Choi Kwok Pui, Zeng Fanfan, Zhang Louxin
Department of Mathematics, National University of Singapore, Singapore 117543.
Bioinformatics. 2004 May 1;20(7):1053-9. doi: 10.1093/bioinformatics/bth037. Epub 2004 Feb 5.
Filtration is an important technique used to speed up local alignment as exemplified in the BLAST programs. Recently, Ma et al. discovered that better filtering can be achieved by spacing out the matching positions according to a certain pattern, instead of contiguous positions to trigger a local alignment in their PatternHunter program. Such a match pattern is called a spaced seed.

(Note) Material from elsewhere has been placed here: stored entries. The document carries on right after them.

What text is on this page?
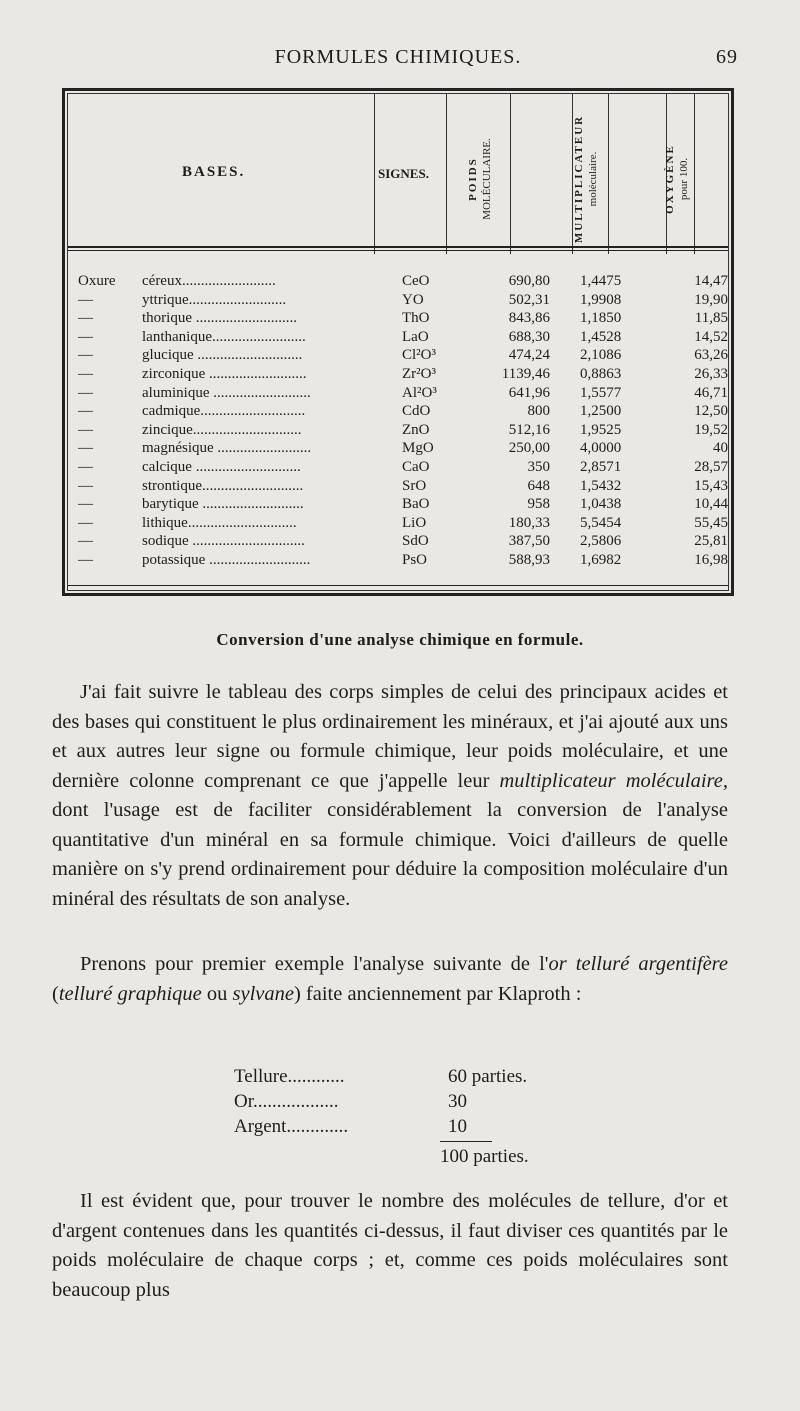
FORMULES CHIMIQUES.	69
BASES.	SIGNES.	POIDS MOLÉCULAIRE.	MULTIPLICATEUR moléculaire.	OXYGÈNE pour 100.
Oxure	céreux.........................	CeO	690,80 1,4475	14,47
—	yttrique..........................	YO	502,31 1,9908	19,90
—	thorique ...........................	ThO	843,86 1,1850	11,85
—	lanthanique.........................	LaO	688,30 1,4528	14,52
—	glucique ............................	Cl²O³	474,24 2,1086	63,26
—	zirconique ..........................	Zr²O³	1139,46 0,8863	26,33
—	aluminique ..........................	Al²O³	641,96 1,5577	46,71
—	cadmique............................	CdO	800 1,2500	12,50
—	zincique.............................	ZnO	512,16 1,9525	19,52
—	magnésique .........................	MgO	250,00 4,0000	40
—	calcique ............................	CaO	350 2,8571	28,57
—	strontique...........................	SrO	648 1,5432	15,43
—	barytique ...........................	BaO	958 1,0438	10,44
—	lithique.............................	LiO	180,33 5,5454	55,45
—	sodique ..............................	SdO	387,50 2,5806	25,81
—	potassique ...........................	PsO	588,93 1,6982	16,98
Conversion d'une analyse chimique en formule.
J'ai fait suivre le tableau des corps simples de celui des principaux acides et des bases qui constituent le plus ordinairement les minéraux, et j'ai ajouté aux uns et aux autres leur signe ou formule chimique, leur poids moléculaire, et une dernière colonne comprenant ce que j'appelle leur multiplicateur moléculaire, dont l'usage est de faciliter considérablement la conversion de l'analyse quantitative d'un minéral en sa formule chimique. Voici d'ailleurs de quelle manière on s'y prend ordinairement pour déduire la composition moléculaire d'un minéral des résultats de son analyse.
Prenons pour premier exemple l'analyse suivante de l'or telluré argentifère (telluré graphique ou sylvane) faite anciennement par Klaproth :
Tellure............	60 parties.
Or..................	30
Argent.............	10
100 parties.
Il est évident que, pour trouver le nombre des molécules de tellure, d'or et d'argent contenues dans les quantités ci-dessus, il faut diviser ces quantités par le poids moléculaire de chaque corps ; et, comme ces poids moléculaires sont beaucoup plus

Our numerical computation shows that the ranks of spaced seeds (based on sensitivity) change with the sequences similarity. Since homologous sequences may have diverse similarity, we assess the sensitivity of spaced seeds over a range of similarity levels and present a list of good spaced seeds for facilitating homology search in DNA genomic sequences. We validate that the listed spaced seeds are indeed more sensitive using three arbitrarily chosen pairs of DNA genomic sequences.
过滤是一种用于加速局部比对的重要技术,如BLAST程序中所示。最近,马等人发现,通过按照特定模式隔开匹配位置,而不是像他们的PatternHunter程序那样使用连续位置来触发局部比对,可以实现更好的过滤。这种匹配模式称为间隔种子。
我们的数值计算表明,间隔种子的排名(基于灵敏度)会随着序列相似度而变化。由于同源序列可能具有不同的相似度,我们评估了间隔种子在一系列相似度水平上的灵敏度,并给出了一份良好间隔种子的列表,以促进DNA基因组序列中的同源性搜索。我们使用三对任意选择的DNA基因组序列验证了所列间隔种子确实更敏感。